Personal information
- Full name: Douglas Meakin
- Born: 3 March 1929 Swadlincote, Derbyshire, England
- Died: 13 February 1998 (aged 68) Norwich, Norfolk, England
- Batting: Right-handed
- Bowling: Right-arm fast

Domestic team information
- 1952–1962: Bedfordshire

Career statistics
| Competition | First-class |
| Matches | 4 |
| Runs scored | 55 |
| Batting average | 18.33 |
| 100s/50s | –/– |
| Top score | 16 |
| Balls bowled | 412 |
| Wickets | 10 |
| Bowling average | 20.60 |
| 5 wickets in innings | – |
| 10 wickets in match | – |
| Best bowling | 4/56 |
| Catches/stumpings | –/– |
- Source: Cricinfo, 18 March 2019

= Douglas Meakin =

English cricketer and Royal Air Force airman

Douglas Meakin (28 March 1929 - 13 February 1998) was an English first-class cricketer and Royal Air Force airman.

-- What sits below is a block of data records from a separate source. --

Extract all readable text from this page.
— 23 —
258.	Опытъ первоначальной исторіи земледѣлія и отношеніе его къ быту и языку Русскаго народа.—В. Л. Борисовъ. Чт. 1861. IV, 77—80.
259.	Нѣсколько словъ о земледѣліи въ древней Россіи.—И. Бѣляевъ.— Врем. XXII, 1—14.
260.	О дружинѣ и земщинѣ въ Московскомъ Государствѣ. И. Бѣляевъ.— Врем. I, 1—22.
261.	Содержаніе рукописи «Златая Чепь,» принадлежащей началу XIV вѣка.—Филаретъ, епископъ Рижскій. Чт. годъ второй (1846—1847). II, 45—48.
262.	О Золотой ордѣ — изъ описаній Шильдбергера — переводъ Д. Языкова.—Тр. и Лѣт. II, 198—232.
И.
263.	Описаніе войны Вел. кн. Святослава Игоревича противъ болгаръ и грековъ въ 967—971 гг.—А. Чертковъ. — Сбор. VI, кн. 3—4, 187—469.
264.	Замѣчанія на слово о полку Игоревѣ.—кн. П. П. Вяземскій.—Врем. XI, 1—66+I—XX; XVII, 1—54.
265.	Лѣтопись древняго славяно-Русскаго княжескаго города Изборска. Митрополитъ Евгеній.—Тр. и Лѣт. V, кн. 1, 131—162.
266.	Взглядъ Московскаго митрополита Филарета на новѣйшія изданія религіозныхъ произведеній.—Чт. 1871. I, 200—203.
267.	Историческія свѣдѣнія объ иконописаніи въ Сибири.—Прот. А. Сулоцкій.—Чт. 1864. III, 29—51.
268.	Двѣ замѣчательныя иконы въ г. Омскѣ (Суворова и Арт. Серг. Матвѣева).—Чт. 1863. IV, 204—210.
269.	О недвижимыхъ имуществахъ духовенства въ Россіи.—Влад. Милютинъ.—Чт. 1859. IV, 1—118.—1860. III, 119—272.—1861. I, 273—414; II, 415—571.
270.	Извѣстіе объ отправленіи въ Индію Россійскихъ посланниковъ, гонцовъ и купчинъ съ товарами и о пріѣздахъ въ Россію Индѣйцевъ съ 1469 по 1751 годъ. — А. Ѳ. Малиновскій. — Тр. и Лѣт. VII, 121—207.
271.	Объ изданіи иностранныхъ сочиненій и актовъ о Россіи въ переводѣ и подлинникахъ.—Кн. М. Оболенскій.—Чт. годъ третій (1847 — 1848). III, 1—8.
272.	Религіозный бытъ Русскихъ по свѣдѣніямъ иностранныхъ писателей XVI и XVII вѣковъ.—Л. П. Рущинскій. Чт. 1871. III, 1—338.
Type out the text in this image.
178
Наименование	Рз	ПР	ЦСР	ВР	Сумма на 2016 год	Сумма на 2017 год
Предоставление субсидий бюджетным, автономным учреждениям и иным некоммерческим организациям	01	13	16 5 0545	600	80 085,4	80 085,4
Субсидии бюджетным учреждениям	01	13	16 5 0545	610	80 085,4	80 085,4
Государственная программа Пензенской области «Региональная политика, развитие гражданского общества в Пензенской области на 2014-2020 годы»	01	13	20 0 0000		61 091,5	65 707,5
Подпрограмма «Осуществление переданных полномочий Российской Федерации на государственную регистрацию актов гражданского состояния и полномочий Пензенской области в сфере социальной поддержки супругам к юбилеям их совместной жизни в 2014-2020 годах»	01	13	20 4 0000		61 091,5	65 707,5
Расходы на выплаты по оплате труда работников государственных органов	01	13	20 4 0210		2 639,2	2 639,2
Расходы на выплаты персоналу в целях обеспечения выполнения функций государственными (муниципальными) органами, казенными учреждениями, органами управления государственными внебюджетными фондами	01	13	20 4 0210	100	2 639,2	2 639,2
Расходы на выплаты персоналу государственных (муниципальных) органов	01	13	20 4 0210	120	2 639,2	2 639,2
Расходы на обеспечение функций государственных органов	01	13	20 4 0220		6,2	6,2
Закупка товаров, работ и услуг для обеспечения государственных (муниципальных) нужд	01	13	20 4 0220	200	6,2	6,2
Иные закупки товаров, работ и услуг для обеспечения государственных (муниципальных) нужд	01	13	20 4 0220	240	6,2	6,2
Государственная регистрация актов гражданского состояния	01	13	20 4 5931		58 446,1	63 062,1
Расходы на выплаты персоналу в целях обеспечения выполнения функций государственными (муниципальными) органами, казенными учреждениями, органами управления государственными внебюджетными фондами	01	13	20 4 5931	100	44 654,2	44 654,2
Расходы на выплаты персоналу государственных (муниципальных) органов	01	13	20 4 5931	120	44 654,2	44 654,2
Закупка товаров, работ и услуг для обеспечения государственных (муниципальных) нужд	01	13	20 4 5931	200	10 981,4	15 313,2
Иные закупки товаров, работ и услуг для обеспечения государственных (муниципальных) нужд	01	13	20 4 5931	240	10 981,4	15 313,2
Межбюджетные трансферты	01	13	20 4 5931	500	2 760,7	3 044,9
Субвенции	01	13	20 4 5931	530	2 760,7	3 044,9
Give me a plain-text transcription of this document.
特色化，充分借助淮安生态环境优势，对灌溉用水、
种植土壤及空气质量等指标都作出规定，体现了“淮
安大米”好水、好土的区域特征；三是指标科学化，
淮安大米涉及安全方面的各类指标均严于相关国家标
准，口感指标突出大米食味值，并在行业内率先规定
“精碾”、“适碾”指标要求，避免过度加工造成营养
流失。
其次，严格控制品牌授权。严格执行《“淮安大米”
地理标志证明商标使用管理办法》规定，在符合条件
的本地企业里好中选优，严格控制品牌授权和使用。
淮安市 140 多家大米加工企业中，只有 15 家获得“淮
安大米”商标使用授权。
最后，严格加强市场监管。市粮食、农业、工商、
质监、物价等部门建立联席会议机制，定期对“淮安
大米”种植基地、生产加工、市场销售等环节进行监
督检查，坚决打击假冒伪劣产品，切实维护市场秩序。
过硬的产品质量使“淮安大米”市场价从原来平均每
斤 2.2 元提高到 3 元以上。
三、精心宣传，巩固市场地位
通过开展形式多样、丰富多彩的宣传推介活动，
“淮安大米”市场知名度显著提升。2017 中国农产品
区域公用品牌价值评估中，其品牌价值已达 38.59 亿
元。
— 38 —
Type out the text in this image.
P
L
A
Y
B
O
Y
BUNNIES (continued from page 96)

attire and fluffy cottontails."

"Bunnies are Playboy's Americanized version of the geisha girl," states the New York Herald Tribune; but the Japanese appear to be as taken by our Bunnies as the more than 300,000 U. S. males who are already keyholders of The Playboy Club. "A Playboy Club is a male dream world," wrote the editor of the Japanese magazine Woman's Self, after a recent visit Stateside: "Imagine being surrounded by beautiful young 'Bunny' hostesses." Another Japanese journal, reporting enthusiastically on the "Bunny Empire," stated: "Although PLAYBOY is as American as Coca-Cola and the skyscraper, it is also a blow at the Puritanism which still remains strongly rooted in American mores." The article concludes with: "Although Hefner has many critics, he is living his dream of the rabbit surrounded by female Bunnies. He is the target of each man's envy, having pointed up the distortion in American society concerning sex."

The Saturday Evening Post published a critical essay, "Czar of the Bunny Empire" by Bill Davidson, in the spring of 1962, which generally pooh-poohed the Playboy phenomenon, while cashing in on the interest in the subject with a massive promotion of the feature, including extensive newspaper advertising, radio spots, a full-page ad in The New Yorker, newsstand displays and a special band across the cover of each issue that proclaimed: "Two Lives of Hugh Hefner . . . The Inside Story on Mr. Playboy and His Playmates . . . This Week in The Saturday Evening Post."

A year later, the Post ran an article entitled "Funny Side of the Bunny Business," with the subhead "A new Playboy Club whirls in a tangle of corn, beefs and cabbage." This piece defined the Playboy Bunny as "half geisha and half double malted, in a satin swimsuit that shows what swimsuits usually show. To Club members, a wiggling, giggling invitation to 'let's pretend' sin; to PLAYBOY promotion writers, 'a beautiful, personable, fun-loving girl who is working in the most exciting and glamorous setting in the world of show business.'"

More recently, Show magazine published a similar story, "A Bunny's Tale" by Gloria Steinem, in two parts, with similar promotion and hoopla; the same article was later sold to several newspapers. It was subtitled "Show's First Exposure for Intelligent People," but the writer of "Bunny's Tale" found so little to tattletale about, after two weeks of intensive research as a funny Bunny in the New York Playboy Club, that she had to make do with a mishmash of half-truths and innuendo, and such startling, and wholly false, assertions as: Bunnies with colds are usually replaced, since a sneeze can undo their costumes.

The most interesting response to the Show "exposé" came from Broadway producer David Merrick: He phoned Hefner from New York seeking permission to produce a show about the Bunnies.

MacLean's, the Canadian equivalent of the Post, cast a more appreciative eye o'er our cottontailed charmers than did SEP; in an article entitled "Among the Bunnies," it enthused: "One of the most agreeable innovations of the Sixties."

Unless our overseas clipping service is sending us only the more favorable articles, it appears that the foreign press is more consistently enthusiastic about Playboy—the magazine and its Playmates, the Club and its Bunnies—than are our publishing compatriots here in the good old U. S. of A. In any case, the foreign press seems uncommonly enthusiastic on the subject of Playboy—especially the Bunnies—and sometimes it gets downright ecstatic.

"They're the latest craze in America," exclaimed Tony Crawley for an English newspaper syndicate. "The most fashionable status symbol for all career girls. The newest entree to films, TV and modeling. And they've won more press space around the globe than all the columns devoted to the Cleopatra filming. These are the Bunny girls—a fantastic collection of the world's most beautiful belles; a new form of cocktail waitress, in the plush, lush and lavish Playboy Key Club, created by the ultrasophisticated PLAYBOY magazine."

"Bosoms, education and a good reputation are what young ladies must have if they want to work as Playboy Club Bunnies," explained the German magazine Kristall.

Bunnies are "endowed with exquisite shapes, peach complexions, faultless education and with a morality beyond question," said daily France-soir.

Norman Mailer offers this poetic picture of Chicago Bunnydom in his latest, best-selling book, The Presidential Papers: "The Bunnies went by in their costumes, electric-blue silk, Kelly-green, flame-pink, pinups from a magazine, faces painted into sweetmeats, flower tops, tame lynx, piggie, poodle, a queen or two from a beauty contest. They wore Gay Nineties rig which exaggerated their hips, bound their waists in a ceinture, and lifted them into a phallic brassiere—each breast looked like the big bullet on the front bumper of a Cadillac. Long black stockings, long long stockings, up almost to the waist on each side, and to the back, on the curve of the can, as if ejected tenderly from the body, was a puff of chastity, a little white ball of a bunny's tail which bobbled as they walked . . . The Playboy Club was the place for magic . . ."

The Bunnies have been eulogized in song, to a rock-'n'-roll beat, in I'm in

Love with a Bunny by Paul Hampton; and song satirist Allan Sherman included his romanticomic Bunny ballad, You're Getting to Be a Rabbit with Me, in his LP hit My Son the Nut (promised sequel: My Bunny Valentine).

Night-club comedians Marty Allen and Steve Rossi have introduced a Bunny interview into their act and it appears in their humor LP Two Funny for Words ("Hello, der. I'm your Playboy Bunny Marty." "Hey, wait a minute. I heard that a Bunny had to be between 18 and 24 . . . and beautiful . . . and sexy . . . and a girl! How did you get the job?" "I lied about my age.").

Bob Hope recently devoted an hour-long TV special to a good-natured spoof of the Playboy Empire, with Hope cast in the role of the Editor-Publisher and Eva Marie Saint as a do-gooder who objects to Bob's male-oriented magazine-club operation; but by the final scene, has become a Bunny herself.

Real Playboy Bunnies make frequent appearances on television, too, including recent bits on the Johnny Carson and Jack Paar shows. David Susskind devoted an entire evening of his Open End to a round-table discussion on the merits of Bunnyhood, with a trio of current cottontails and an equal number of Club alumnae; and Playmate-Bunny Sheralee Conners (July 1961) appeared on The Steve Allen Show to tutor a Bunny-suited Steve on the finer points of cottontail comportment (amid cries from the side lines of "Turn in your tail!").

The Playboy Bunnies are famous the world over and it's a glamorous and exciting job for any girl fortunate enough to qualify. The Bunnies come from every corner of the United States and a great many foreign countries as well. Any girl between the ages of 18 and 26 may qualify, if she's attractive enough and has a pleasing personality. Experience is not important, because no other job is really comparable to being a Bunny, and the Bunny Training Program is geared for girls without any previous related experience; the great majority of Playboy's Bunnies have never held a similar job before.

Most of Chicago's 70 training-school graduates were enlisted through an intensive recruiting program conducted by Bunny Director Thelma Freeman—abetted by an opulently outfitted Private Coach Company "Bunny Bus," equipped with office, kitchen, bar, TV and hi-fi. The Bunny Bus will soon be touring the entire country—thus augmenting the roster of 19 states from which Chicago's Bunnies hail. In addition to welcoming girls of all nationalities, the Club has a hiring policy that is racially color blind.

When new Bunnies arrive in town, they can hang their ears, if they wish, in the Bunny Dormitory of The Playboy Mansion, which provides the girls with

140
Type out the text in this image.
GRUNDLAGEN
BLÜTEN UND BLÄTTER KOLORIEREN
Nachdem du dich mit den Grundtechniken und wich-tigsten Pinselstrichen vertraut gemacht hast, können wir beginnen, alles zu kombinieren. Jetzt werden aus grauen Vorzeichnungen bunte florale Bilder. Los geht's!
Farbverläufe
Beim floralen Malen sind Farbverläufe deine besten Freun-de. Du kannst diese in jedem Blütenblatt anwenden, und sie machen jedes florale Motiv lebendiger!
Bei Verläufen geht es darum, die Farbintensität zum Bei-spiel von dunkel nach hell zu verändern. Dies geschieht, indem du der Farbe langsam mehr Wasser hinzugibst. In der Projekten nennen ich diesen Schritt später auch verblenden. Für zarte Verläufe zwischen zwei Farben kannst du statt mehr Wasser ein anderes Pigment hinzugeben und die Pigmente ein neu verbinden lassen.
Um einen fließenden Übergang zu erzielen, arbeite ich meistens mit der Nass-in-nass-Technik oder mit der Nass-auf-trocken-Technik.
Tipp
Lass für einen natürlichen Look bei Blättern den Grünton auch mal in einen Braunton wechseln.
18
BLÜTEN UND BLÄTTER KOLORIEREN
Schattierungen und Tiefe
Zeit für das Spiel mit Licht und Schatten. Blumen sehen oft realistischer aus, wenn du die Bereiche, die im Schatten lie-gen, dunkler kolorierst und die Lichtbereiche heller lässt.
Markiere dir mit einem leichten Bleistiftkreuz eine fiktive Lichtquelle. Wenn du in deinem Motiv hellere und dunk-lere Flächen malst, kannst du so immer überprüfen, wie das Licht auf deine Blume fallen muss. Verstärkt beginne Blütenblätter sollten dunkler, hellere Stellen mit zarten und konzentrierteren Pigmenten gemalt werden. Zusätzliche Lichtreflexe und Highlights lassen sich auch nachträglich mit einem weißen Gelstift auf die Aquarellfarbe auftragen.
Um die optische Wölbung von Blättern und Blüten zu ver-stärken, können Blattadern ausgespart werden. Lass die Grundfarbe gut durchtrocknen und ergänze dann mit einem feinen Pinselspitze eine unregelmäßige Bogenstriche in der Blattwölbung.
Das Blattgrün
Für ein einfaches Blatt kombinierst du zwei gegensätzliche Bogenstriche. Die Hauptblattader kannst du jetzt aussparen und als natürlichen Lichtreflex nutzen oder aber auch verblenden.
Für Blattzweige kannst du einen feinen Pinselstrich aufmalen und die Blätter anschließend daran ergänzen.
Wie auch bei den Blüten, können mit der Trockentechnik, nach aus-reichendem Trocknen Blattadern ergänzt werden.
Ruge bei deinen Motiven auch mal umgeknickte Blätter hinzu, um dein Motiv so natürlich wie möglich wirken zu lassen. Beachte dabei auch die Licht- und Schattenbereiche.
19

Meakin made his debut in minor counties cricket for Bedfordshire against Cambridgeshire at Luton in the 1952 Minor Counties Championship. He played minor counties cricket for Bedfordshire intermittently until 1962, making 21 appearances in the Minor Counties Championship. While serving as a non-commissioned officer in the Royal Air Force, Meakin played first-class cricket for the Combined Services cricket team, making his first-class debut against Warwickshire at Birmingham in 1959. He made a further appearance in 1959 against Somerset, before making two more first-class appearances in 1962 against Cambridge University and Ireland. He scored a total of 55 runs across his four matches, with a high score of 16. With his right-arm fast bowling, he took 10 wickets at an average of 20.60, with best figures of 4 for 56.

He died at Norwich in February 1998.